Guess what, Laura? I'm lame too, but in your honor I will just say "at the Vietnamese place." I had a good long laugh with the Vietnamese restaurant ladies about how lame I am. They found my lameness delightful. I pretended to, to get my purse back, all the while thinking "Can I get OUT of here now?"

Found another doctor, blah blah blah, got the prescription, went to the pharmacy have it filled. But of course the doctor's office staff hadn't given me my insurance card back. Minor panic, return trip to the doc office. Another point in an evening that was threatening to stretch into eternity.

Have I mentioned the traffic ticket yet? Oh yeah. I wanted to say "Officer, I don't really care if I didn't fully stop before turning right. MY HEAD IS SPLITTING OPEN!!" But of course I couldn't say that. Because I have laryngitis and can barely make myself understood, that's why. The universe siphons another $150 bucks or so from me that I apparently I don't need.

That's all. I'm done. Hot shower. Zithromax. Bed.

20 February 2006

But there's good news

My state of continued incapacitatedness leaves me many hours to find amusing items on the internet, which I will now share with you.

Did The Intellectual Comedy Salon like the new Pink Panther movie? You can judge for yourself:
If you were considering spending $75 to take the family to "The Pink Panther" and eat some popcorn this weekend, euthanize the cat instead. It's probably cheaper, and there will be more laughs.

Uh, in a word, no. Only venture over there if you aren't easily offended. He is kind of a sick bastard, but that is right up my twisty alley.

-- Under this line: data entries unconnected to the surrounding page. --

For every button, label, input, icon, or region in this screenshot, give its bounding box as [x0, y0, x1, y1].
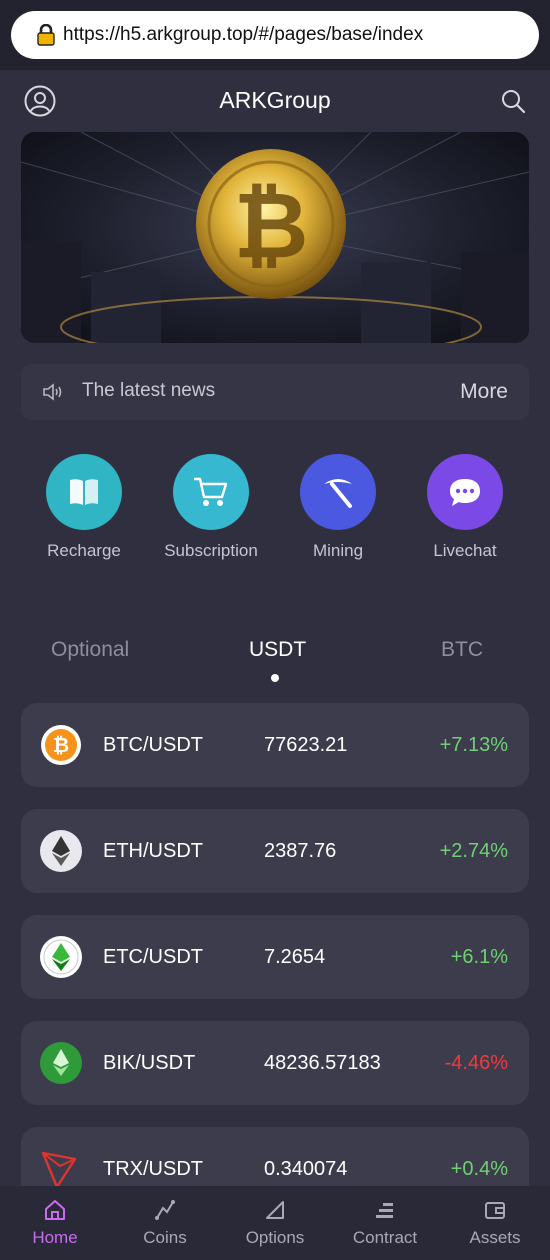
- news-more-link[interactable]: More: [460, 380, 508, 404]
- coin-change: +0.4%: [450, 1158, 508, 1180]
- app-screen: ARKGroup ₿ The latest news More Recharge…: [0, 70, 550, 1260]
- chat-bubble-icon: [427, 454, 503, 530]
- page-title: ARKGroup: [219, 87, 331, 113]
- nav-options[interactable]: Options: [220, 1186, 330, 1260]
- nav-label: Home: [32, 1228, 78, 1247]
- svg-text:₿: ₿: [53, 733, 69, 757]
- quick-action-recharge[interactable]: Recharge: [29, 454, 139, 562]
- quick-action-label: Subscription: [164, 541, 258, 560]
- coin-pair: BIK/USDT: [103, 1052, 196, 1074]
- nav-coins[interactable]: Coins: [110, 1186, 220, 1260]
- tab-optional[interactable]: Optional: [51, 638, 129, 662]
- tron-icon: [40, 1148, 82, 1190]
- url-text[interactable]: https://h5.arkgroup.top/#/pages/base/ind…: [63, 24, 423, 46]
- quick-action-label: Mining: [312, 541, 364, 560]
- coin-price: 48236.57183: [264, 1052, 381, 1074]
- quick-action-label: Recharge: [47, 541, 121, 560]
- coin-pair: BTC/USDT: [103, 734, 203, 756]
- options-icon: [263, 1198, 287, 1222]
- lock-icon: [37, 23, 55, 46]
- nav-assets[interactable]: Assets: [440, 1186, 550, 1260]
- bitcoin-icon: ₿: [40, 724, 82, 766]
- news-label: The latest news: [82, 380, 216, 401]
- coin-change: -4.46%: [444, 1052, 508, 1074]
- nav-label: Contract: [352, 1228, 418, 1247]
- promo-banner[interactable]: ₿: [21, 132, 529, 343]
- active-tab-indicator: [271, 674, 279, 682]
- news-ticker[interactable]: The latest news More: [21, 364, 529, 420]
- quick-action-mining[interactable]: Mining: [283, 454, 393, 562]
- coin-price: 7.2654: [264, 946, 326, 968]
- quick-action-livechat[interactable]: Livechat: [410, 454, 520, 562]
- bik-icon: [40, 1042, 82, 1084]
- coin-price: 0.340074: [264, 1158, 348, 1180]
- coin-change: +6.1%: [450, 946, 508, 968]
- address-bar[interactable]: https://h5.arkgroup.top/#/pages/base/ind…: [11, 11, 539, 59]
- tab-btc[interactable]: BTC: [441, 638, 483, 662]
- nav-label: Coins: [143, 1228, 187, 1247]
- cart-icon: [173, 454, 249, 530]
- coin-row-btc[interactable]: ₿ BTC/USDT 77623.21 +7.13%: [21, 703, 529, 787]
- nav-label: Options: [245, 1228, 305, 1247]
- coins-icon: [153, 1198, 177, 1222]
- coin-row-eth[interactable]: ETH/USDT 2387.76 +2.74%: [21, 809, 529, 893]
- app-header: ARKGroup: [0, 70, 550, 132]
- coin-price: 2387.76: [264, 840, 337, 862]
- coin-change: +7.13%: [439, 734, 508, 756]
- speaker-icon: [41, 380, 65, 404]
- coin-row-etc[interactable]: ETC/USDT 7.2654 +6.1%: [21, 915, 529, 999]
- coin-price: 77623.21: [264, 734, 348, 756]
- ethereum-icon: [40, 830, 82, 872]
- search-icon[interactable]: [500, 88, 526, 114]
- svg-text:₿: ₿: [234, 172, 309, 279]
- contract-icon: [373, 1198, 397, 1222]
- pickaxe-icon: [300, 454, 376, 530]
- browser-toolbar: https://h5.arkgroup.top/#/pages/base/ind…: [0, 0, 550, 70]
- wallet-icon: [483, 1198, 507, 1222]
- coin-pair: ETC/USDT: [103, 946, 203, 968]
- nav-home[interactable]: Home: [0, 1186, 110, 1260]
- coin-pair: TRX/USDT: [103, 1158, 203, 1180]
- bottom-navigation: Home Coins Options Contract Assets: [0, 1186, 550, 1260]
- quick-action-label: Livechat: [433, 541, 497, 560]
- recharge-icon: [46, 454, 122, 530]
- nav-label: Assets: [469, 1228, 521, 1247]
- coin-change: +2.74%: [439, 840, 508, 862]
- nav-contract[interactable]: Contract: [330, 1186, 440, 1260]
- tab-usdt[interactable]: USDT: [249, 638, 306, 662]
- coin-row-bik[interactable]: BIK/USDT 48236.57183 -4.46%: [21, 1021, 529, 1105]
- ethereum-classic-icon: [40, 936, 82, 978]
- coin-pair: ETH/USDT: [103, 840, 203, 862]
- quick-action-subscription[interactable]: Subscription: [156, 454, 266, 562]
- home-icon: [43, 1198, 67, 1222]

Have you seen the Urban Ninja movie over at You Tube? He is amazing, but don't let your teenagers watch, lest you spend the next few years in the emergency room. There are enough wacky and bizarre videos over there to keep you busy for hours.

If you're feeling down, hop over to Cute Overload for your fill of kitty, bunny and puppy pictures with a few babies thrown in for good measure. Best in small doses. Who knew there was so much cuteness out there?

More randomness: Craig's List, that bastion of free and low-priced internet classifieds, publishes an intermittent Best of Craig's List, some of which is pretty funny. It helps to be familiar with Craig's List to start with, because many of the posts are rants about how screwed up other people's posts are.

Crooks and Liars is the place to go to get your daily dose of head-shaking at American politics and punditry. The blog title explains it all perfectly. If it were called "Honorable Politicians and Honest Pundits," they would have zero content.

Day Four. Now with no voice.

Sorry to be a bore, but I am still sick.

I took it real easy this weekend but made the mistake of going out to breakfast with my old friend Kyle yesterday and talking for 3 hours. I couldn't NOT do it - he lives across the state and we hadn't seen each other for 3 years. But it cost me my voice.

Then last night Mr. Stapler came over and we walked the dog for about an hour and I talked as best I could. We went to dinner (I am apparently destined to never eat at home) in a noisy place and I ended up just gesturing a lot.

I slept for 12 hours. This morning my friend Martha called and all I could squeak out was "hhhhhheeeelllOOOOOO?" and aspirate a few other syllables.

So don't call. It will just go to voice mail.